The notion of sharing-to-learn underpins the scholarly pursuit of knowledge. Researchers know that a rigorous literature review of existing knowledge is the natural starting point in tackling a research question. But while in our research we have no problem with sharing and building on the ideas of others, in education the perception is that we must lock teaching materials behind restrictive copyright barriers that minimise sharing.
Sometimes universities justify this position on the grounds that the open licensing of courses will damage their advantage in the student recruitment market. These publicly funded institutions expect taxpayers to pay twice for learning materials.
But let's consider the facts. The marginal cost of replicating digital knowledge is near zero. Furthermore, sharing the costs of developing high-quality learning materials among post-secondary institutions is cheaper and more effective than doing it alone.
Individuals are free to learn from OER hosted on the open web. It is, therefore, plausible that we can design and develop an "OER university" that will provide free learning for all students worldwide. The problem is that learners who currently access digital OERs on the web and acquire knowledge and skills cannot readily have their learning assessed or receive credible certification and academic recognition for their efforts. But with the help of the formal education sector, the OER Foundation aims to resolve this problem.

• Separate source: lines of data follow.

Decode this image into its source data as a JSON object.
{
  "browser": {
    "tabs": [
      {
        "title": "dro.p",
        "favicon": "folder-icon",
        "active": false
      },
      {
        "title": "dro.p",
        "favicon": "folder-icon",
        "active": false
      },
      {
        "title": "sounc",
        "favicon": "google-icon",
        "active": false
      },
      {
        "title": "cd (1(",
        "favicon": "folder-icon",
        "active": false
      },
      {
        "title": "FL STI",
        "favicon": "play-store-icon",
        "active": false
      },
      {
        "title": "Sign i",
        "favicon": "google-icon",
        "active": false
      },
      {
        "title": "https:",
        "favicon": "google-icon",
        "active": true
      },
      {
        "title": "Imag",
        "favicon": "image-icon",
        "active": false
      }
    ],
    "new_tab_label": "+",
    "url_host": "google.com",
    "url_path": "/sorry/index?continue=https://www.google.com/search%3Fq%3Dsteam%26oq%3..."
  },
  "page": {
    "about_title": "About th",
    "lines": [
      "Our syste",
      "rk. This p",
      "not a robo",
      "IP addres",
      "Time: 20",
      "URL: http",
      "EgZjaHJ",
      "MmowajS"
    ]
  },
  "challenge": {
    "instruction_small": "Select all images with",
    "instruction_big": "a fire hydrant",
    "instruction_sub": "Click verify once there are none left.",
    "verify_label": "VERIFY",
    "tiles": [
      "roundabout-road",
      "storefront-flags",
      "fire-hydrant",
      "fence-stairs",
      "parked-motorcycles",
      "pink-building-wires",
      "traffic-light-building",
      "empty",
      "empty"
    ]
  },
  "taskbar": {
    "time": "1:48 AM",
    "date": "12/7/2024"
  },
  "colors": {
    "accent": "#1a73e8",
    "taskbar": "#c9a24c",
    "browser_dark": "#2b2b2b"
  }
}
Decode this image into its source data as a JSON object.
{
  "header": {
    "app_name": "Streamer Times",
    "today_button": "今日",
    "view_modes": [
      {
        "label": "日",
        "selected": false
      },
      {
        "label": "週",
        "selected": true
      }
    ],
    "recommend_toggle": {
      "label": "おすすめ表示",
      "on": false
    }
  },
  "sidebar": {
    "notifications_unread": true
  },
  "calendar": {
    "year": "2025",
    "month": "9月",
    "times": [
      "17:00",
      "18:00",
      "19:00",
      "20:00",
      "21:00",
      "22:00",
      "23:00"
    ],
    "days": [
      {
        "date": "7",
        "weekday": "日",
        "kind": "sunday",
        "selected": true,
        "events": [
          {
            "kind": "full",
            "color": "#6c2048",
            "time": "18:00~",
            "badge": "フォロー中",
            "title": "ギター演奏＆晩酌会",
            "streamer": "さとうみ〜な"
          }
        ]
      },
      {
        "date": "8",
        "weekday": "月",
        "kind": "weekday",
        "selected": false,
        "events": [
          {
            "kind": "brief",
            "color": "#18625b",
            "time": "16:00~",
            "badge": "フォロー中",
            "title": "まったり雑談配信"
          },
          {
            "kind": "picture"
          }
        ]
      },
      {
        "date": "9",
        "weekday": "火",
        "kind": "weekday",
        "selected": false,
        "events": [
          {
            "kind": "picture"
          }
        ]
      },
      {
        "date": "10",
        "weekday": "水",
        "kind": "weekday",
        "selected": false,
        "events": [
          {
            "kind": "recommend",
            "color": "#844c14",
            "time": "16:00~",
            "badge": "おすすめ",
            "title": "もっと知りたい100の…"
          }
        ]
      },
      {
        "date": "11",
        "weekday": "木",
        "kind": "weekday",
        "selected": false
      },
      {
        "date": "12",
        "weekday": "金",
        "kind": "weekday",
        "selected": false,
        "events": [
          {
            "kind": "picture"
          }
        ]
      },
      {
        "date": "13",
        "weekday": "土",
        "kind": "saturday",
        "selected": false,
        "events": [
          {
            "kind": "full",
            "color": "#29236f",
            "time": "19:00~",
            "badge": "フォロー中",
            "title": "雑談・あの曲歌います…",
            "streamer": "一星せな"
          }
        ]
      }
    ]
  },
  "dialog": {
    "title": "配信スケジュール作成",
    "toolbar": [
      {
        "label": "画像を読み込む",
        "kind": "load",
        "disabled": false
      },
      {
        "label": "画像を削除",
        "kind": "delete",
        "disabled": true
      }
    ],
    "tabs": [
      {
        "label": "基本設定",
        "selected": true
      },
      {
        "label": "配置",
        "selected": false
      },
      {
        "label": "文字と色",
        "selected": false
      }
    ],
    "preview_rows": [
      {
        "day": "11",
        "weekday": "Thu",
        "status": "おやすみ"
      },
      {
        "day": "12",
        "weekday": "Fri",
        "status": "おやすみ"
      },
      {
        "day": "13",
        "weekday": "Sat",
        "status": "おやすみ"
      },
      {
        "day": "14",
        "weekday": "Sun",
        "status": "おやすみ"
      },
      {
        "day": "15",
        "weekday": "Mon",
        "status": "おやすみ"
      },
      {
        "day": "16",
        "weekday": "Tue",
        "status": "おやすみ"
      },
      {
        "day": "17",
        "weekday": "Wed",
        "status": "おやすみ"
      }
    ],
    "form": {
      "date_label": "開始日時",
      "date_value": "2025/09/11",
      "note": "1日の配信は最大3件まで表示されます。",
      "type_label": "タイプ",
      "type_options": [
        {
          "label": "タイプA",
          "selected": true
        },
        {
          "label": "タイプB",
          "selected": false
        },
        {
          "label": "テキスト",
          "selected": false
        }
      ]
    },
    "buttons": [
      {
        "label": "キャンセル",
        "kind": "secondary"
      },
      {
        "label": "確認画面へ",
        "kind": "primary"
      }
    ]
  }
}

The OER Foundation is an independent charity that provides leadership, international networking and support for educational institutions to achieve their objectives through open education approaches, and is leading the collaborative design of the OER university concept. Working with Otago Polytechnic in New Zealand, the University of Southern Queensland in Australia and Athabasca University in Canada as founding anchor partners, we aim to help provide flexible pathways for OER learners to earn formal academic credentials and pay reduced fees for assessment and credit services under the community service mission of modern universities.
This does not necessarily require new money. A reallocation of existing resources and staff time to collaborating on the implementation of the "OER university" will go a long way in realising the vision of free learning for all. The OER Foundation will host an open planning meeting on 23 February to lay the foundations for this significant intervention. With support from the United Nations Educational, Scientific and Cultural Organisation, the meeting will be streamed on the web, and we invite all educational leaders to join us at this meeting in planning for the mainstream adoption of OER in post-secondary institutions.
The OER for assessment and credit for students project will create a parallel learning universe to augment, complement and add value to traditional delivery models. We hope that you will join us on this journey. When years from now we look back at the development of OER, will we wonder why it took so long?
Wayne Mackintosh is director of the OER Foundation, director of the International Centre for Open Education at Otago Polytechnic in New Zealand and founder of WikiEducator.